Sadly, many proponents of some of these more maverick models are also fans of Velikovsky, believe aliens influenced ancient societies, and other such cobblers, so it's very tempting to dismiss things without evaluating them properly.


  1. Disney, M. J. "Modern Cosmology: Science or Folktale?", Am. Sci. 95:5 p383, September 2007.
  2. Silk, J. "Will we ever know what dark matter is?", Cosmos on Nautilus, February 2017. A fairly typical article, by an Oxford cosmologist.

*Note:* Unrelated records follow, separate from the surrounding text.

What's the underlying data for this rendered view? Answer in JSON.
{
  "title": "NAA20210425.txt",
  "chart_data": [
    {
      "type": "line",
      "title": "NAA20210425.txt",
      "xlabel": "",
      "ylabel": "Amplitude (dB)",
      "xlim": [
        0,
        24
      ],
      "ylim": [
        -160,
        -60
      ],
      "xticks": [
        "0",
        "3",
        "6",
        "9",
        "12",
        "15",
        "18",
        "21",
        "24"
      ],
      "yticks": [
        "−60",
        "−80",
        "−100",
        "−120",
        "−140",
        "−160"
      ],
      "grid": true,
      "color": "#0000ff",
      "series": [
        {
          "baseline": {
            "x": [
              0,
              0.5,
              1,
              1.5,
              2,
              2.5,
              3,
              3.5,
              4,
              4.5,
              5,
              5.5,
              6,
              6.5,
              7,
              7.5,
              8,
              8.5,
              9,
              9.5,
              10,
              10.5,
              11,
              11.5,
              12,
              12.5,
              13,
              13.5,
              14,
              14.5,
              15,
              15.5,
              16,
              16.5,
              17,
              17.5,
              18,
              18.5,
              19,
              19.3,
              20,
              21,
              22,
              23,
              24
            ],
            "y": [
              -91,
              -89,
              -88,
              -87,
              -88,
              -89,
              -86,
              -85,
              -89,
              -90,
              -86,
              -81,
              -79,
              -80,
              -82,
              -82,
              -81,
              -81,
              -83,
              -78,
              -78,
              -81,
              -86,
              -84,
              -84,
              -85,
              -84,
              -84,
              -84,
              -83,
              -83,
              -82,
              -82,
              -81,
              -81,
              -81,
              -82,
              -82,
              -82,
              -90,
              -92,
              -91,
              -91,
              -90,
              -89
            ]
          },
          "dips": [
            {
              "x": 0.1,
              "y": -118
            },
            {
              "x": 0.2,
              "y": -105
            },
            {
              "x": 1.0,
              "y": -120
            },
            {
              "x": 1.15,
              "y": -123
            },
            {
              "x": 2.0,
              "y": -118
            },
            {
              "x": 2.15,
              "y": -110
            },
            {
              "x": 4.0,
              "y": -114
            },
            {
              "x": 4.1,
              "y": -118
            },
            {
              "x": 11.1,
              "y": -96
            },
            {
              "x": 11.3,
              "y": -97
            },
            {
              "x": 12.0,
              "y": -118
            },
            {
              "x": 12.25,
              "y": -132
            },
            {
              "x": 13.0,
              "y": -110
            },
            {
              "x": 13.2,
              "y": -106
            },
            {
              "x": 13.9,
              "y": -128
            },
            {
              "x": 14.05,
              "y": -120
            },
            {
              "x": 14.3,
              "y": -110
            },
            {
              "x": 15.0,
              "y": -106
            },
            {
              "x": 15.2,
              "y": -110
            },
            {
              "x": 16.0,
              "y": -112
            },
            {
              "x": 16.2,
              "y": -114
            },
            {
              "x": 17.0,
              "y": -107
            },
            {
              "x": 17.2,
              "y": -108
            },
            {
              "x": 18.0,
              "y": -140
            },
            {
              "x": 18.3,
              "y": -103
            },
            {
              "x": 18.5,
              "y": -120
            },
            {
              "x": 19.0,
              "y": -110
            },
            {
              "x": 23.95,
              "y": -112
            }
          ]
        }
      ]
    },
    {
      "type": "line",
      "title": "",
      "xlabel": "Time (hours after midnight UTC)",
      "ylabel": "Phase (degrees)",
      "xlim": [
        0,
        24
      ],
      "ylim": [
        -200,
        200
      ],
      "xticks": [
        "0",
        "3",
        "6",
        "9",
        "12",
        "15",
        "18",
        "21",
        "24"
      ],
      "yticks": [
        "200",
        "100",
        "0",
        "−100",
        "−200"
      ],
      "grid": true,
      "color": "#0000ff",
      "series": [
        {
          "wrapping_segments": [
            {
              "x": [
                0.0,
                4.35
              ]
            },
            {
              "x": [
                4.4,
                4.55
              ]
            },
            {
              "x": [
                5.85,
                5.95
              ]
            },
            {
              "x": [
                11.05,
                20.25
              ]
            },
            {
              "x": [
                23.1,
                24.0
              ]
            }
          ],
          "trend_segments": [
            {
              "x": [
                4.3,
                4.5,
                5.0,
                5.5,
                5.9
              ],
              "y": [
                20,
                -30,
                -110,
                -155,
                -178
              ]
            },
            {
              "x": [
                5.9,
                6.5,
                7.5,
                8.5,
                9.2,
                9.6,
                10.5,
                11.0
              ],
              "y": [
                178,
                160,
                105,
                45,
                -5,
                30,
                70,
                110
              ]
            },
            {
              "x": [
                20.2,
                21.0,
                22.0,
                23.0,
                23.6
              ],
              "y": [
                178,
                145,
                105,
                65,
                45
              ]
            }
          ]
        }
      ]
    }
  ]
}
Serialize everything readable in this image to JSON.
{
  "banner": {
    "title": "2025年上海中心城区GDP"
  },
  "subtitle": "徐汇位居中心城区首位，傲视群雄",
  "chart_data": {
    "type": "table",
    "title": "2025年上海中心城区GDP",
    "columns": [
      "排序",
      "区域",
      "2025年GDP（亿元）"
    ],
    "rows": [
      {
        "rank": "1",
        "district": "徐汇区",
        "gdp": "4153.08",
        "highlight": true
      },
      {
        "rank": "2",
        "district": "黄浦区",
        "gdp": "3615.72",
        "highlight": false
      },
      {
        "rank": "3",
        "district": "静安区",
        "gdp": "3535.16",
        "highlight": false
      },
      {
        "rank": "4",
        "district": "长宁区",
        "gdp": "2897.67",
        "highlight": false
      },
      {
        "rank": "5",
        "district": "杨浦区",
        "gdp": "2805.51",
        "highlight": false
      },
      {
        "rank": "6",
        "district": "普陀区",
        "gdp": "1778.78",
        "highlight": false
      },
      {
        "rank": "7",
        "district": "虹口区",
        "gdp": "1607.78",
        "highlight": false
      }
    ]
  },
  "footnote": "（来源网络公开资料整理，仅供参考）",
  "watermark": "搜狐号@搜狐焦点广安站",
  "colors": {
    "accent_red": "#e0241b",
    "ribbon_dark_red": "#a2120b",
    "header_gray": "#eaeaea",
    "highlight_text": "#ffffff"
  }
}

  3. A graph of the brightness of a supernova over time will show a characteristic decay curve. There is an observed change in the rate of this decay with distance, for a particular sub-group of supernovæ known as Type 1A, which are assumed to decay at a standardised rate proportional to their brightness.
  4. Moffat, J. W. "Reinventing Gravity". 288p hardcover, 24cm. Smithsonian, 2008.
  5. Wolf, E. "Non-cosmological redshifts of spectral lines", Nature 326 p363-365, March 1987.
  6. Jastrzebski, W. J. "Gravitation Demystified" (unpublished thesis in progress). RationalWiki, 2011.
  7. Lerner, E. J., Falomo, R., Scarpa, R. "UV surface brightness of galaxies from the local universe to z ~5", Int. J. Mod. Phys. D, 23:6, 1450058, May 2014. DOI 10.1142/S0218271814500588.
  8. Lerner, E. J. "Evidence for a Non-Expanding Universe: Surface Brightness Data From HUDF", AIP Conf. Proc. 822 p60-74, March 2006.
  9. Lerner, E. J. "Plasma Model of the Microwave Background", Laser and Particle Beams 6 p456-469, 1988.
  10. Lerner, E. J. "Radio Absorption by the Intergalactic Medium,", ApJ 361 p63-68, Septemper 1990.
  11. Bostick, W. H., "Experimental Study of Plasmoids", Electromagnetic Phenomena in Cosmical Physics, Proceedings from IAU Symposium no. 6, ed. Lehnert, B. p87. Cambridge University Press, 1958.
  12. Peratt, A. L.; Green, J. C., "On the evolution of interacting, magnetized, galactic plasmas". Astrophysics and Space Science 91:1 p19-33, March 1983.
  13. Pietronero, L.; Coleman, P. H. "The fractal structure of the universe", Physics Reports 213:6 p311-389, May 1992.
  14. Manuel, O. List of papers.

"The discovery of truth is prevented more effectively, not by the false appearance things present and which mislead into error, not directly by weakness of the reasoning powers, but by preconceived opinion." - Schopenhauer, Counsels and Maxims, Vol. II.